Mopidy extension for voice control.
Install by running:
pip install Mopidy-Voice
Or, if available, install the Debian/Ubuntu package from apt.mopidy.com.
The mopidy-voice
extension integrates voice control into Mopidy by utilizing any available audio
input device (e.g., alsasrc
, pulsesrc
) that allows a user's voice to be sampled and
processed digitally for voice control purposes.
The voice recognition engine is built using a GStreamer pipeline which operates two separate recognition engines in parallel:
- PocketSphinx Engine: this is used for simple commands only that can be resolved quickly without any additional external search operations. For example, track navigation functions such as pause, resume, stop, play, etc.
- Google Speech To Text Engine: this is used for more complex utterances requiring the power of Google's search engine which can use probabilistic inference to improve accuracy of search terms. This is especially useful when referring to album, track or artist names.
Both engines run in parallel continuously aided by a VAD (Voice Activity Detector) which filters based on a signal-to-noise threshold.
A simple grammar parser is implemented with some fairly basic rules.

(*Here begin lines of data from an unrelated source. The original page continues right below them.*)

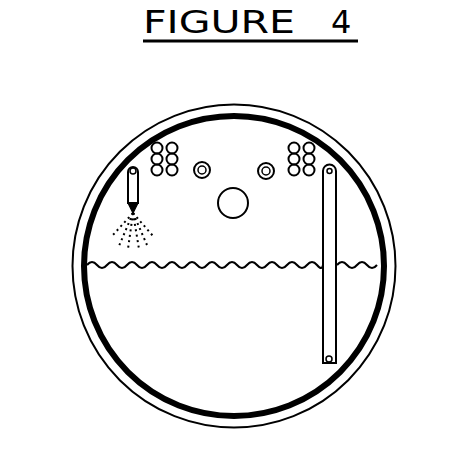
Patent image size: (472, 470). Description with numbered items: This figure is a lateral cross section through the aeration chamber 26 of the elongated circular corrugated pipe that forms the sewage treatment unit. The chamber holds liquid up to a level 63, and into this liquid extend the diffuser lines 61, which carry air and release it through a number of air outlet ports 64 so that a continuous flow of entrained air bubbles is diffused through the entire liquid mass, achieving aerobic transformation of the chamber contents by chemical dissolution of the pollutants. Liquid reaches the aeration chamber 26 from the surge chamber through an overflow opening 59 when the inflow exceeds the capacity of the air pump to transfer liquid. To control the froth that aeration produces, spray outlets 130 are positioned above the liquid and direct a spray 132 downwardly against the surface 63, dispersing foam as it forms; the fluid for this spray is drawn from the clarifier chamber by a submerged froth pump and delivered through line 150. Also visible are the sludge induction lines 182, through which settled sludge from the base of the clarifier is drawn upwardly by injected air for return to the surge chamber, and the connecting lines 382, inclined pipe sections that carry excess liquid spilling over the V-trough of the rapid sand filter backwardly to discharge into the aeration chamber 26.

The aeration chamber 26 is at (355, 216).
The overflow opening 59 is at (231, 219).
The diffuser lines 61 is at (330, 246).
The liquid level 63 is at (172, 266).
The air outlet ports 64 is at (334, 361).
The spray outlets 130 is at (128, 191).
The spray 132 is at (118, 231).
The line 150 is at (128, 163).
The induction line 182 is at (167, 140).
The connecting lines 382 is at (264, 163).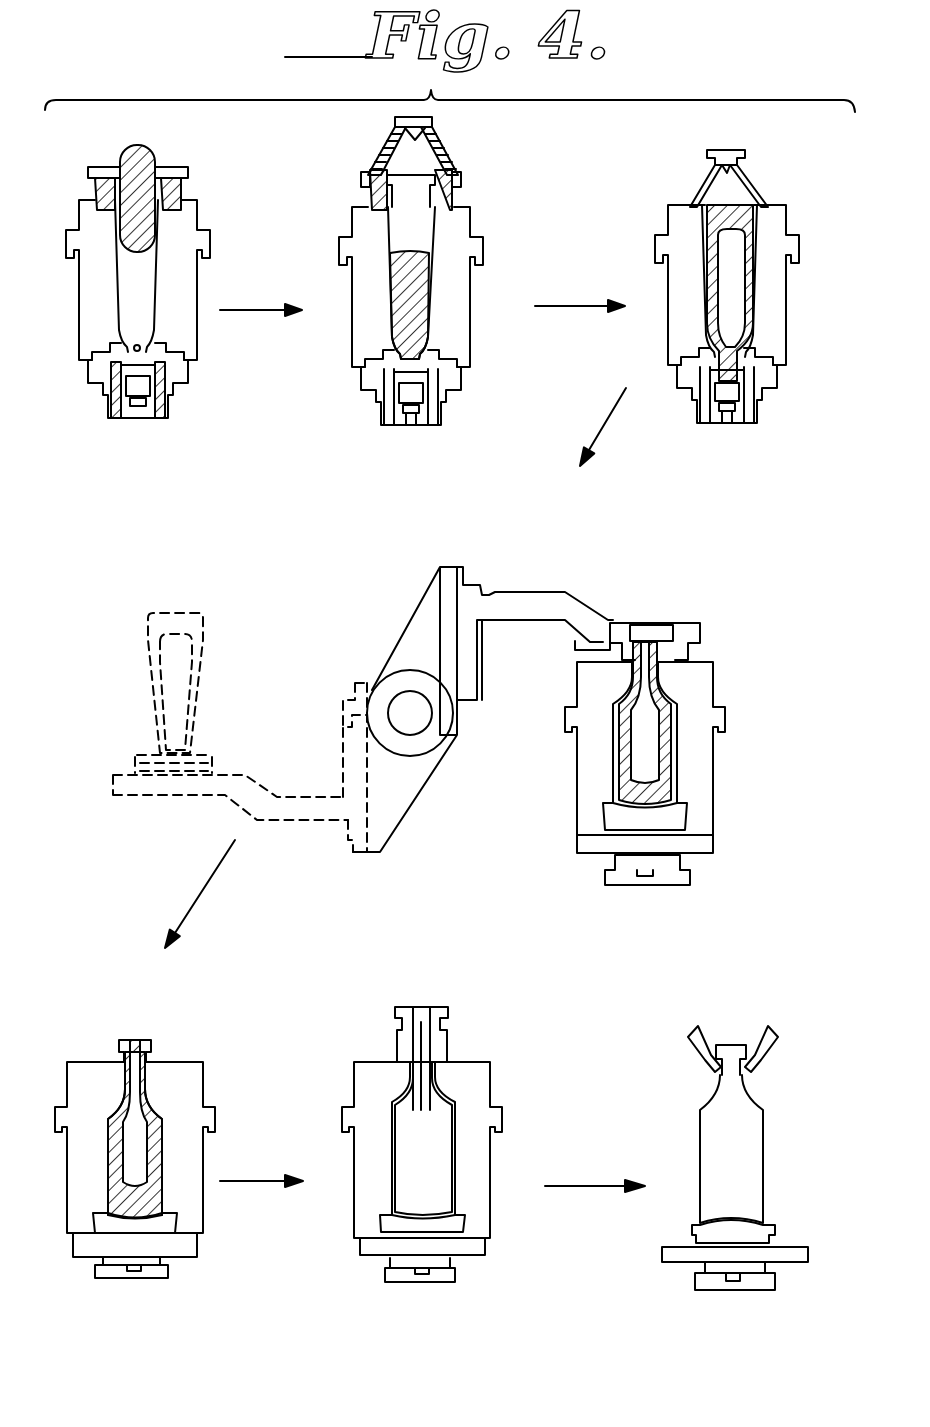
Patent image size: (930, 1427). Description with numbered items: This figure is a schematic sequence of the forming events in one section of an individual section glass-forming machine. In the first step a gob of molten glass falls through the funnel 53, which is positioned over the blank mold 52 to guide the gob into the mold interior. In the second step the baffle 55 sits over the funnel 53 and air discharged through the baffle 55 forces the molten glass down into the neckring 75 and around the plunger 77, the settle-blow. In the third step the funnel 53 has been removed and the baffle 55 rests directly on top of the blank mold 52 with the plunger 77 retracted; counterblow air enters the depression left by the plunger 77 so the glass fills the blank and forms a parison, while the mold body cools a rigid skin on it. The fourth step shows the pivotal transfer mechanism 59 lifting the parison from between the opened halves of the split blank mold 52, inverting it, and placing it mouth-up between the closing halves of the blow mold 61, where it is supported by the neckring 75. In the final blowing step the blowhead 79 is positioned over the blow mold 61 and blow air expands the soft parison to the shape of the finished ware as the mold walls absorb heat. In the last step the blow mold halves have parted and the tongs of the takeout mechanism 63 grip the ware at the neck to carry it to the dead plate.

The blank mold 52 is at (198, 283).
The funnel 53 is at (183, 192).
The baffle 55 is at (445, 150).
The pivotal transfer mechanism 59 is at (492, 593).
The blow mold 61 is at (715, 686).
The takeout mechanism 63 is at (770, 1045).
The neckring 75 is at (185, 381).
The plunger 77 is at (412, 425).
The blowhead 79 is at (445, 1020).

The following commands may be spoken stand alone to perform the stated function:
- back: skip backwards to the previous track
- skip: skip forward to the next track
- stop: stop playback at the current track
- pause: pause current playback
- resume: resume from paused state
- play: start playback from the last played track
- reset, clear: remove all entries from the current tracklist and stop playback
- info: request an audio announcement of the current playing track(*)
- mute, unmute: mute or unmute the volume
- louder, quieter: increase or decrease the volume level by some amount
(*) Audio announcements are not supported by this extension. An internal event is raised by this command which may be acted upon by another extension for performing audio announcements.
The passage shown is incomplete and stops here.